NEW YORK – The dollar regained some strength on Wednesday after Federal Reserve Chair Jerome Powell said it was premature to discuss a pause in its hiking of interest rates to battle rising consumer prices, as there is “no sense that inflation is coming down.”
The Fed, as markets had expected, raised its key lending rate by 75 basis points for the fourth straight time after a two-day meeting of policy-makers.
Markets initially read the Fed’s statement at the end of the meeting as dovish and a signal that future rate increases to tame high inflation could be made in smaller increments.
Yet Powell made clear at the press conference after the statement that a mistake in not tightening monetary policy enough would risk dealing with entrenched inflation.
“If you undertighten, it is a year or two down the road you realize you haven’t got inflation under control,” he said.
A change in pace in rate hikes could come at the Fed’s next meeting in December, Powell said. But he cautioned extensive uncertainty remains about how high rates need to go and that they could end up higher than policymakers previously thought.
“There are still a lot of missing pieces in terms of Fed policy and where the dollar goes from here because we’re going to have a pair of jobs reports and inflation surveys before we next hear from the Fed,” said Joe Manimbo, senior market analyst at Convera in Washington.
Equities and other risk assets at first rose after the Fed statement was released, but stocks on Wall Street closed sharply lower after Powell spoke, as hopes the Fed would ease its hiking campaign quickly dissipated.
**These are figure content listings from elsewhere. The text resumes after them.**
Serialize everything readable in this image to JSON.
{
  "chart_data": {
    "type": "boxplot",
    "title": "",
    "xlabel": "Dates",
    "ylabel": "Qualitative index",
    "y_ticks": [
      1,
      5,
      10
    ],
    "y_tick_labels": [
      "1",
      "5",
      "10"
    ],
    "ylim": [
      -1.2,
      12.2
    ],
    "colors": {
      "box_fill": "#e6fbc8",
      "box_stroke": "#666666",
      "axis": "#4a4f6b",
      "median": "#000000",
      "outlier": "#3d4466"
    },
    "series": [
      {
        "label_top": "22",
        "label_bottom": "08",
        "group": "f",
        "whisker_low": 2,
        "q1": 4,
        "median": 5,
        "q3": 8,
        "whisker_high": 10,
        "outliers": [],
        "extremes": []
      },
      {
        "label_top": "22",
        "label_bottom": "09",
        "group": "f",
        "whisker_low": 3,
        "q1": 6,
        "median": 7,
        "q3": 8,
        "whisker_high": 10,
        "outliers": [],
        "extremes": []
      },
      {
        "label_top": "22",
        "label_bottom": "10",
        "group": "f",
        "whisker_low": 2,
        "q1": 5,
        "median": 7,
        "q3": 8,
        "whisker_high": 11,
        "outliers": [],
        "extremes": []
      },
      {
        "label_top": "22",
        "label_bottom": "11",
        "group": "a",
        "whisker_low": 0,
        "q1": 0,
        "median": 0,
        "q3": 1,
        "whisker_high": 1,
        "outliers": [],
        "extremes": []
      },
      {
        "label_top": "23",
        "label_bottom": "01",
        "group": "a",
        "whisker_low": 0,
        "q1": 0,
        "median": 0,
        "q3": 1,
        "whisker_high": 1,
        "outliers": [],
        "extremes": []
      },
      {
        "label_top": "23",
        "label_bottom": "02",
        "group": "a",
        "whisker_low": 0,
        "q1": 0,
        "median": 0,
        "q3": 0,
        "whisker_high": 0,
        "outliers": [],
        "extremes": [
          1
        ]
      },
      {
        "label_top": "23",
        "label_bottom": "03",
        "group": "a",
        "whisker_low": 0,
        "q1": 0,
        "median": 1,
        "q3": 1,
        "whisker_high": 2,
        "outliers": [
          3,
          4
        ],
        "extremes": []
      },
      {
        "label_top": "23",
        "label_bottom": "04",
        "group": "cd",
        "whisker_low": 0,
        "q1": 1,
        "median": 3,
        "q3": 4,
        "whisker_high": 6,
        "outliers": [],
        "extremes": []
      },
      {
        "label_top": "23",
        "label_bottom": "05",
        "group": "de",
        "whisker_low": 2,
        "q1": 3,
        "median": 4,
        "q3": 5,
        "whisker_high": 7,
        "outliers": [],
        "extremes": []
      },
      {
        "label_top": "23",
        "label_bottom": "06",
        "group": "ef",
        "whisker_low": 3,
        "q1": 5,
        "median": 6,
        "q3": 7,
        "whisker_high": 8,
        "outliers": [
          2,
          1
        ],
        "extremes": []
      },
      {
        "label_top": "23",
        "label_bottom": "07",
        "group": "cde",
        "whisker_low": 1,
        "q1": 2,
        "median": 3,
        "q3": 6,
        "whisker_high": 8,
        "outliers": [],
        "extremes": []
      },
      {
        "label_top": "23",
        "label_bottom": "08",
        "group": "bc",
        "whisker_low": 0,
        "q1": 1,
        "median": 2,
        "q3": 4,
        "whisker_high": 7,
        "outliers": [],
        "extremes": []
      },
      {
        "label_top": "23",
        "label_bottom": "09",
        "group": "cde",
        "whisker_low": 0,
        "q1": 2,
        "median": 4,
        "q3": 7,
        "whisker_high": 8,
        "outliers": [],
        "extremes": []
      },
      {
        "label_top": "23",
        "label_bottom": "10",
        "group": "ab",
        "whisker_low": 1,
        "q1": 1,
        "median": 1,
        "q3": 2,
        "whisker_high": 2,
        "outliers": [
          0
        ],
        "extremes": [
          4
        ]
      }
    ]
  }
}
“We have not seen a pivot, a pivot is looking further over the horizon,” Manimbo said.
“The near-term outlook calls for the dollar staying strong and resilient because even if the Fed is nearing the finish line for rate hikes, it’s not expected to pivot to rate cuts for a very long time yet,” he said.
The euro initially rose against the dollar but later turned lower, down 0.5 percent at $0.9825. The Japanese yen strengthened 0.31 percent versus the greenback at 147.79 per dollar.
The Fed’s battle against inflation running at four-decade highs has unleashed the most aggressive hiking campaign in more than a decade.
Future markets were divided on how high the Fed will increase rates at its next meeting on Dec. 13-14. The CME Group’s FedWatch tool showed a 56.8 percent probability of a 50 basis point increase, and a 43.2 percent chance of a 75 bps increase.
Growing expectations that the Fed would dial down the aggressiveness of its rate hikes have weighed on the dollar in recent weeks.
Sterling fell, last down 0.82 percent on the day at $1.1389. The Bank of England on Thursday also is expected to announce a 75-basis-point rate increase.
The yen has slipped about 22 percent against the dollar this year, leading traders to be on alert for a possible intervention.
Japanese authorities are widely considered to have intervened in FX markets several times since September to pull the yen back from 32-year lows.
Japan’s currency interventions have been stealth operations in order to maximize the effects of its forays into the market, Finance Minister Shunichi Suzuki said on Tuesday, after the government spent a record $43 billion supporting the yen last month.